Stroman neutralized a dangerous Yankees lineup for the second time this month, cruising through his first six innings while striking out five and allowing just one man wearing pinstripes to reach second base. He relied heavily on the two-seamer he developed midway through his breakout rookie season, throwing it nearly a third of the time, as well as his wipe-out slider, which was his best pitch on the night.

“In my first two starts I wasn’t hitting on my slider like I was today,” said Stroman, who threw 61 of his 95 pitches for strikes. “They had eight lefties in the lineup, so it was a huge pitch to keep me down in the zone, keep the ball on the ground, and give them a different look than the pitches I was throwing last outing.”

Stroman didn’t face adversity until the seventh, when he walked Carlos Beltran and allowed a single to Chase Headley to put two runners on for Dustin Ackley.
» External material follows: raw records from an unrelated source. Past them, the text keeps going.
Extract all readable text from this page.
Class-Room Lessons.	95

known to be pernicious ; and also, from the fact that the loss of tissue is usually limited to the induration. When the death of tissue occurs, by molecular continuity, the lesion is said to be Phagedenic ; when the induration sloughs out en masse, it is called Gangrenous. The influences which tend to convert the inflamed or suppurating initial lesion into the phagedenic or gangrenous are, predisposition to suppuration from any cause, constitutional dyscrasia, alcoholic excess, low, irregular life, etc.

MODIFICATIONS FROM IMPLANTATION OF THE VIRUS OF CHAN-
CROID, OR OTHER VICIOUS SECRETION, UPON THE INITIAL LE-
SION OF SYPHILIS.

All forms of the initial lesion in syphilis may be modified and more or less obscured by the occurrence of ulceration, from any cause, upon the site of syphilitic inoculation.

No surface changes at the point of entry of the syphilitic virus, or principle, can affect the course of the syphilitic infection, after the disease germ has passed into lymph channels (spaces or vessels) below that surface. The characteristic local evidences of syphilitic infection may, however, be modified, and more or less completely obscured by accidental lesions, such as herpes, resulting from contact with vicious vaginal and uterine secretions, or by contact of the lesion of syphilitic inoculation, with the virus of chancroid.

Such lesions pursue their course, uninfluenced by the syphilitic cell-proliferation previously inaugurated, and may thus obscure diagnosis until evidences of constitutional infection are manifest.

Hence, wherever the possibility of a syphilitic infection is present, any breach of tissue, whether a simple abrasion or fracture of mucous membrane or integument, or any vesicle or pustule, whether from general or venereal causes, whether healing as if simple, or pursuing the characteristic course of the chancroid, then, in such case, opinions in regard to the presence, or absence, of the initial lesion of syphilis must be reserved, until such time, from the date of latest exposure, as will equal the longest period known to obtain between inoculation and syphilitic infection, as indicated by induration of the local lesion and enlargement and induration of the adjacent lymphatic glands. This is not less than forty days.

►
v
But Stroman used that slider to get Ackley to fly out to centre field, where Pillar made a difficult play look easy (“He got an unbelievable read on it,” Stroman said). As the ball fell into his centre fielder’s glove, Stroman let out a roar, matched only by the delirious crowd around him. Again, the finger came off the nozzle.

“He’s a show pony. That’s what he is,” Pillar said of Stroman. “He’s that guy who, when the lights come on, rises to the occasion. It was fun to be a part of. We all witnessed something special tonight.”

They did. And the most special moments may still be yet to come.